Что сдѣлали они для вашихъ сыновей?

Обременили ихъ тяжолыми цѣпями,

Воздвигли стѣны вкругъ и сдѣлали рабами.

Ужель не обожгли вы руки о сошникъ,

Васъ нудившій надъ нимъ склоняться, какъ тростникъ,

Священнымъ долгомъ трудъ томительный считая

И руку, въ смертный бой васъ ведшую, лобзая?

Всё, что къ вамъ отъ отцовъ въ наслѣдство перешло,

И всё, что время вамъ съ исторьей завѣщало,

Повѣрьте, далеко не такъ произошло,

Какъ большинство людей до нынѣ полагало.

Но видя это всё и слыша вкругъ о томъ,

Вы всё жь -- въ концѣ-концовъ -- склонялися челомъ.
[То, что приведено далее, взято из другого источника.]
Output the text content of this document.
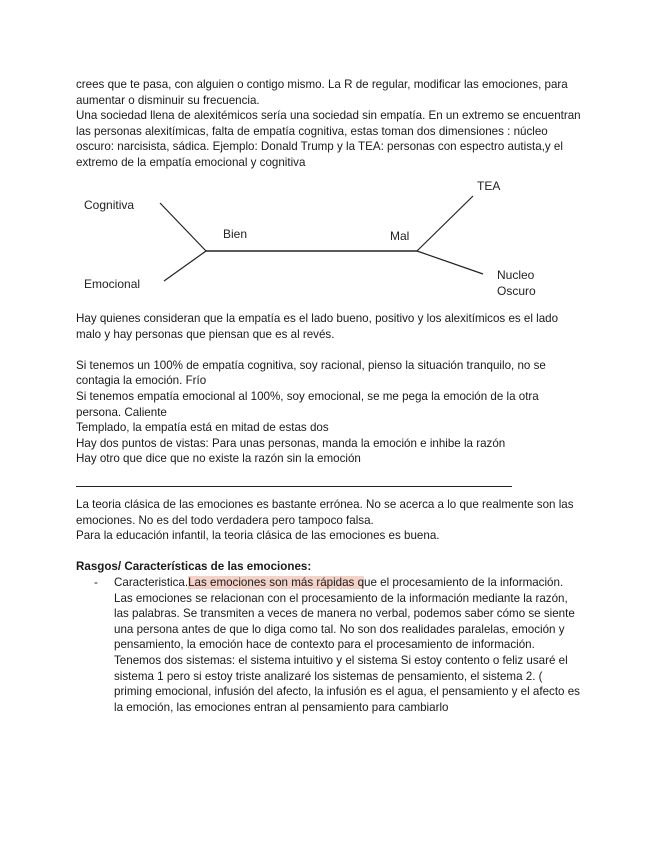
crees que te pasa, con alguien o contigo mismo. La R de regular, modificar las emociones, para aumentar o disminuir su frecuencia.

Una sociedad llena de alexitémicos sería una sociedad sin empatía. En un extremo se encuentran las personas alexitímicas, falta de empatía cognitiva, estas toman dos dimensiones : núcleo oscuro: narcisista, sádica. Ejemplo: Donald Trump y la TEA: personas con espectro autista,y el extremo de la empatía emocional y cognitiva

Cognitiva
Emocional
Bien	Mal
TEA
Nucleo
Oscuro

Hay quienes consideran que la empatía es el lado bueno, positivo y los alexitímicos es el lado malo y hay personas que piensan que es al revés.

Si tenemos un 100% de empatía cognitiva, soy racional, pienso la situación tranquilo, no se contagia la emoción. Frío

Si tenemos empatía emocional al 100%, soy emocional, se me pega la emoción de la otra persona. Caliente

Templado, la empatía está en mitad de estas dos

Hay dos puntos de vistas: Para unas personas, manda la emoción e inhibe la razón

Hay otro que dice que no existe la razón sin la emoción

La teoria clásica de las emociones es bastante errónea. No se acerca a lo que realmente son las emociones. No es del todo verdadera pero tampoco falsa.

Para la educación infantil, la teoria clásica de las emociones es buena.

Rasgos/ Características de las emociones:
- Caracteristica.Las emociones son más rápidas que el procesamiento de la información. Las emociones se relacionan con el procesamiento de la información mediante la razón, las palabras. Se transmiten a veces de manera no verbal, podemos saber cómo se siente una persona antes de que lo diga como tal. No son dos realidades paralelas, emoción y pensamiento, la emoción hace de contexto para el procesamiento de información. Tenemos dos sistemas: el sistema intuitivo y el sistema Si estoy contento o feliz usaré el sistema 1 pero si estoy triste analizaré los sistemas de pensamiento, el sistema 2. ( priming emocional, infusión del afecto, la infusión es el agua, el pensamiento y el afecto es la emoción, las emociones entran al pensamiento para cambiarlo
Не многіе -- увы -- бываютъ исключеньемъ

На перекоръ всему и даже преступленьямъ,

Рождаемымъ твердынь тюремныхъ разрушеньемъ,

И силятся вкусить той влаги неземной,

Чья родина -- родникъ свободы золотой,

Въ то время, какъ толпа, тѣсняся въ изступленьи,

Стремится къ кубку благъ, дающему забвенье

Той тяжести оковъ, въ которой много лѣтъ

Они сухой песокъ безъ устали пахали,

На коемъ волоски хотя и выростали,

Но только не для нихъ, чьи головы въ привѣтъ

Подъ гнётомъ вѣковымъ ужь слишкомъ поникали,

А нёба крѣпли лишь подъ жвачкою печали.

Немногіе, они -- въ стремленіи своёмъ,

Помимо злобы дня, идти добра путёмъ --

Не смѣшиваютъ съ нимъ всѣхъ этихъ отклоненій,

Которые, какъ моръ иль гулъ землетрясеній,

Пугаютъ лишь на мигъ, предоставляя въ мглѣ

Разрушенное зломъ возстановить землѣ...

Свобода, слава, мощь -- о, троица святая!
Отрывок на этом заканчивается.